Greens Leader Christine Milne.

Greens leader Christine Milne.

Greens leader Christine Milne "could not be happier" about helping to block Kevin Rudd's first emissions trading scheme four years ago - even though the carbon package she later negotiated faces the prospect of being axed by an incoming Tony Abbott-led government.

Senator Milne's declaration that she has no regrets comes amid uncertainty over the future of the carbon price agreed between Julia Gillard, the Greens and crossbench MPs following the 2010 election.

Mr Abbott insists he will have a mandate to axe the carbon tax if the Coalition wins this Saturday's election, as expected, and has threatened to send voters back for a double-dissolution election should Labor and the Greens later block his repeal bill in the Senate.

Senator Milne used an appearance at the National Press Club on Wednesday to appeal to voters to support the Greens in the Senate. This would ensure Mr Abbott did not gain a blank cheque in the upper house to walk away from climate action.

But with the future of Ms Gillard's carbon pricing scheme now in doubt, Senator Milne said she had no regrets over the Greens' actions in rejecting Mr Rudd's Carbon Pollution Reduction Scheme in 2009 when public support for action was greater.

Mr Rudd's original emissions trading scheme was rejected by the Senate twice in 2009, with the Greens arguing it did not go far enough and siding with the Coalition. Two Liberals crossed the floor and voted with Labor in the Senate in December 2009 - meaning the scheme could have narrowly passed if the Greens were on board.

Mr Rudd subsequently deferred his climate plans, a decision which helped lead to his dumping as party leader in 2010.

Senator Milne said she "could not be happier" with the decision to back effective action on climate rather than the first Rudd government scheme.

"If we had had the CPRS in place now, the carbon price would be less than $1, there would be no mechanism for increasing the target and we would be stuck with a completely ineffectual scheme, whereas what we have got now is an 8 per cent reduction in emissions and a transformation going on around the country," she said.

Regardless of the outcome of Saturday's election, Labor and the Greens will still control the Senate until at least June next year.

Senator Milne acknowledged a Labor opposition may allow the axing of the carbon price to pass the Senate, but refused to concede the original CPRS would be better than nothing at all.
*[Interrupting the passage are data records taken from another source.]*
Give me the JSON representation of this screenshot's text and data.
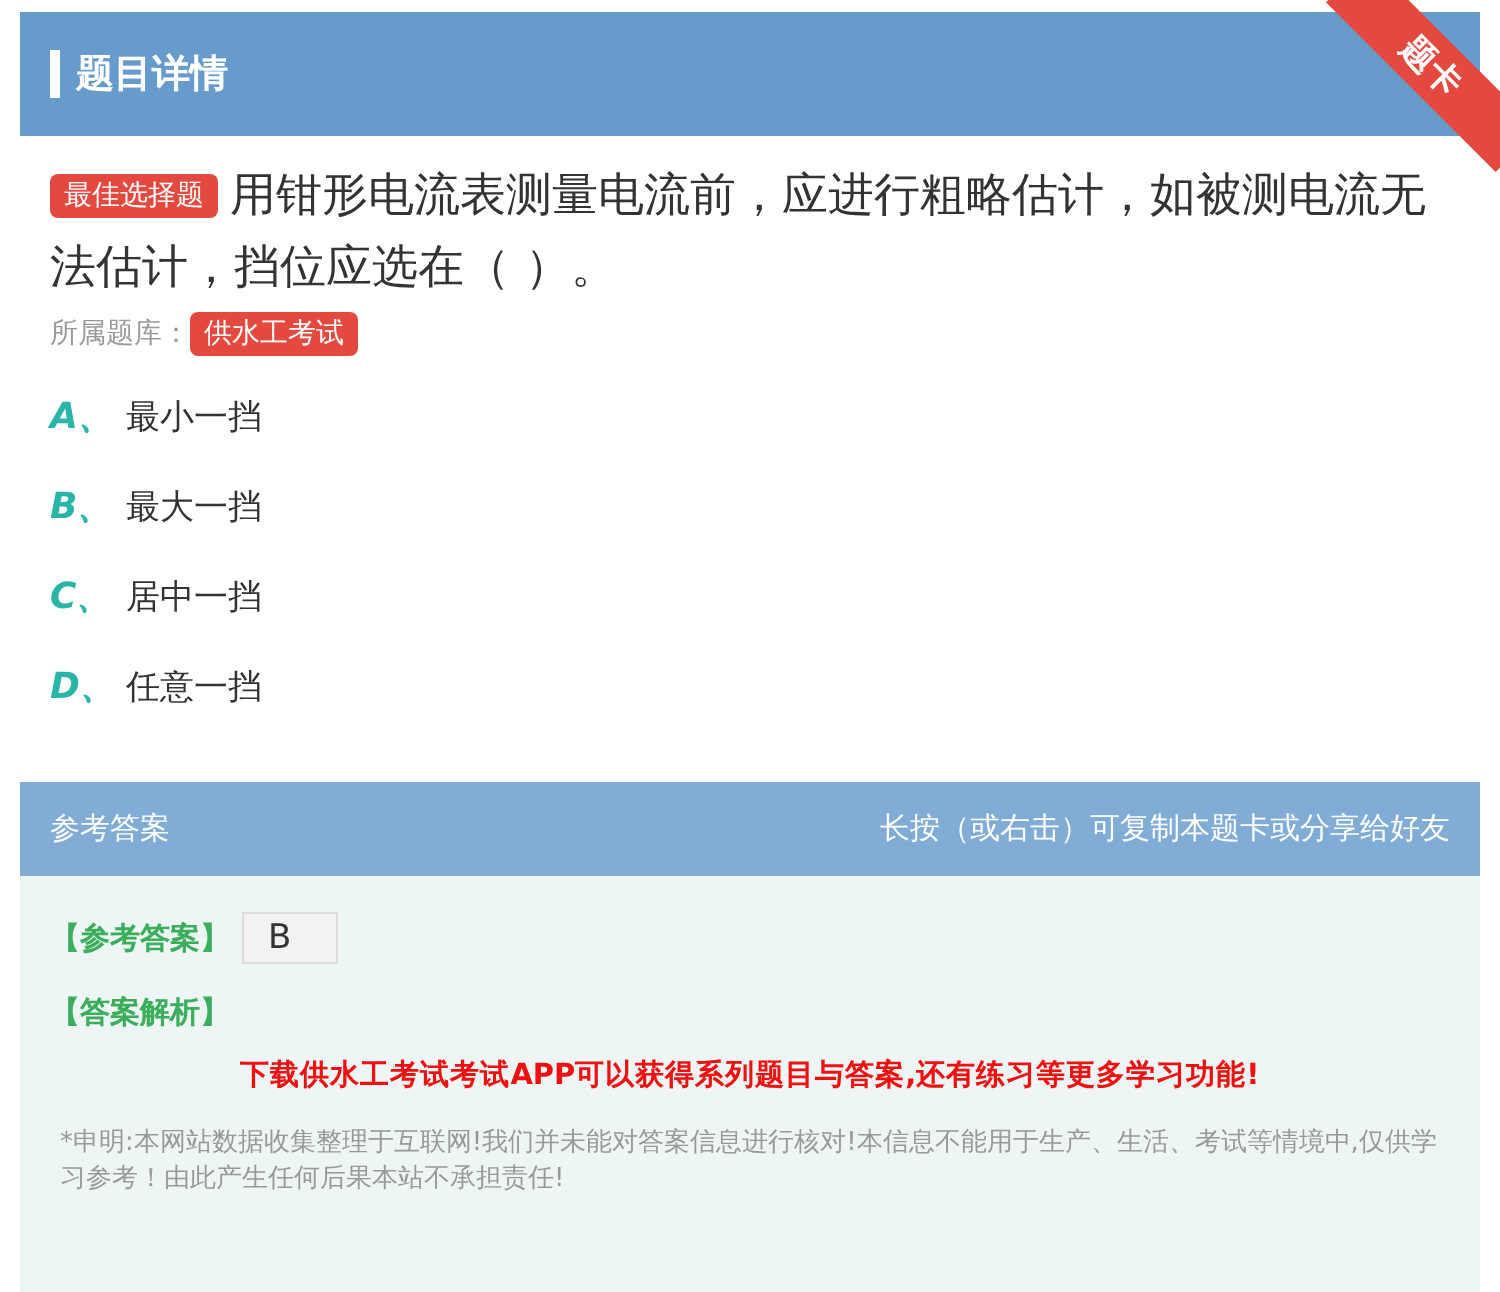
{
  "header": {
    "title": "题目详情",
    "ribbon": "题卡"
  },
  "question": {
    "type_badge": "最佳选择题",
    "text": "用钳形电流表测量电流前，应进行粗略估计，如被测电流无法估计，挡位应选在（ ）。",
    "bank_label": "所属题库：",
    "bank": "供水工考试"
  },
  "options": [
    {
      "letter": "A、",
      "text": "最小一挡"
    },
    {
      "letter": "B、",
      "text": "最大一挡"
    },
    {
      "letter": "C、",
      "text": "居中一挡"
    },
    {
      "letter": "D、",
      "text": "任意一挡"
    }
  ],
  "answer": {
    "title": "参考答案",
    "hint": "长按（或右击）可复制本题卡或分享给好友",
    "answer_label": "【参考答案】",
    "answer_value": "B",
    "analysis_label": "【答案解析】",
    "promo": "下载供水工考试考试APP可以获得系列题目与答案,还有练习等更多学习功能!",
    "disclaimer": "*申明:本网站数据收集整理于互联网!我们并未能对答案信息进行核对!本信息不能用于生产、生活、考试等情境中,仅供学习参考！由此产生任何后果本站不承担责任!"
  }
}
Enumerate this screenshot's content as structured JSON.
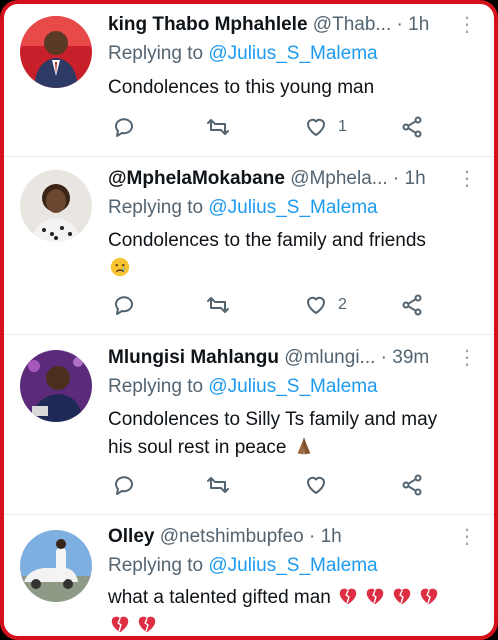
{
  "reply_prefix": "Replying to",
  "tweets": [
    {
      "name": "king Thabo Mphahlele",
      "handle": "@Thab...",
      "time": "· 1h",
      "reply_to": "@Julius_S_Malema",
      "text_lines": [
        "Condolences to this young man"
      ],
      "emoji_line": "",
      "likes": "1",
      "avatar_icon": "person-suit-red-background-avatar"
    },
    {
      "name": "@MphelaMokabane",
      "handle": "@Mphela...",
      "time": "· 1h",
      "reply_to": "@Julius_S_Malema",
      "text_lines": [
        "Condolences to the family and friends"
      ],
      "emoji_line": "crying-face-emoji",
      "likes": "2",
      "avatar_icon": "woman-portrait-avatar"
    },
    {
      "name": "Mlungisi Mahlangu",
      "handle": "@mlungi...",
      "time": "· 39m",
      "reply_to": "@Julius_S_Malema",
      "text_lines": [
        "Condolences to Silly Ts family and may",
        "his soul rest in peace"
      ],
      "emoji_line": "folded-hands-emoji",
      "likes": "",
      "avatar_icon": "man-purple-background-avatar"
    },
    {
      "name": "Olley",
      "handle": "@netshimbupfeo",
      "time": "· 1h",
      "reply_to": "@Julius_S_Malema",
      "text_lines": [
        "what a talented gifted man"
      ],
      "emoji_line": "broken-heart-emoji",
      "likes": "",
      "avatar_icon": "person-with-car-avatar"
    }
  ],
  "colors": {
    "frame": "#d4101a",
    "mention": "#1d9bf0",
    "secondary_text": "#536471",
    "primary_text": "#0f1419"
  }
}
"We need the Greens there [in the Senate] in force to keep Labor honest and keep them on track because, frankly, in opposition who knows who will lead them or what policy position they will take," she said.

"But we will be there to basically drive them to hold the line on climate."

Senator Milne accused Mr Abbott of not caring about climate change by saying he would abandon the 5 per cent emissions reduction target if his $3.2 billion direct action policy does not lead to the promised cut.

"I cannot believe he stands up with his daughters on stage and he doesn't care about global warming because that means he doesn't care what happens to them in 2050," she said.

The Greens released advice from the Clerk of the Senate, Rosemary Laing, indicating it would be hard for the Coalition to stop the $10 billion Clean Energy Finance Corporation's work without changing legislation.

The failure to pass the CPRS before Mr Rudd's downfall as prime minister in 2010 still ignites anger in the Labor Party.

Finance Minister Penny Wong, who held the climate portfolio at the time, said in July that the Greens should be held responsible "for their destructive impact on climate policy over these last years".

And last month, at a leaders' forum in Brisbane, Mr Rudd said Mr Abbott's Coalition and the Greens "hopped into bed and killed the Emissions Trading Scheme".

But Senator Milne criticised Labor for trying to negotiate with the Coalition rather than the Greens over the package "because they wanted to brown down the scheme".

At the time Labor needed the support of either the Coalition, or all of the Greens plus crossbenchers Steve Fielding and Nick Xenophon, to pass legislation in the Senate.

However, two Liberal senators, Sue Boyce and Judith Troeth, crossed the floor to support the carbon package in a Senate vote in early December 2009 following Mr Abbott's ousting of Malcolm Turnbull as Liberal leader.

Senator Milne told the National Press Club on Wednesday she could work with an Abbott government on several issues including improving the Coalition's paid parental leave scheme.

She backed Mr Abbott's position that leave should be paid at the mother's normal wage, but said the $150,000 salary cap was too generous and the Greens would work to rein it in.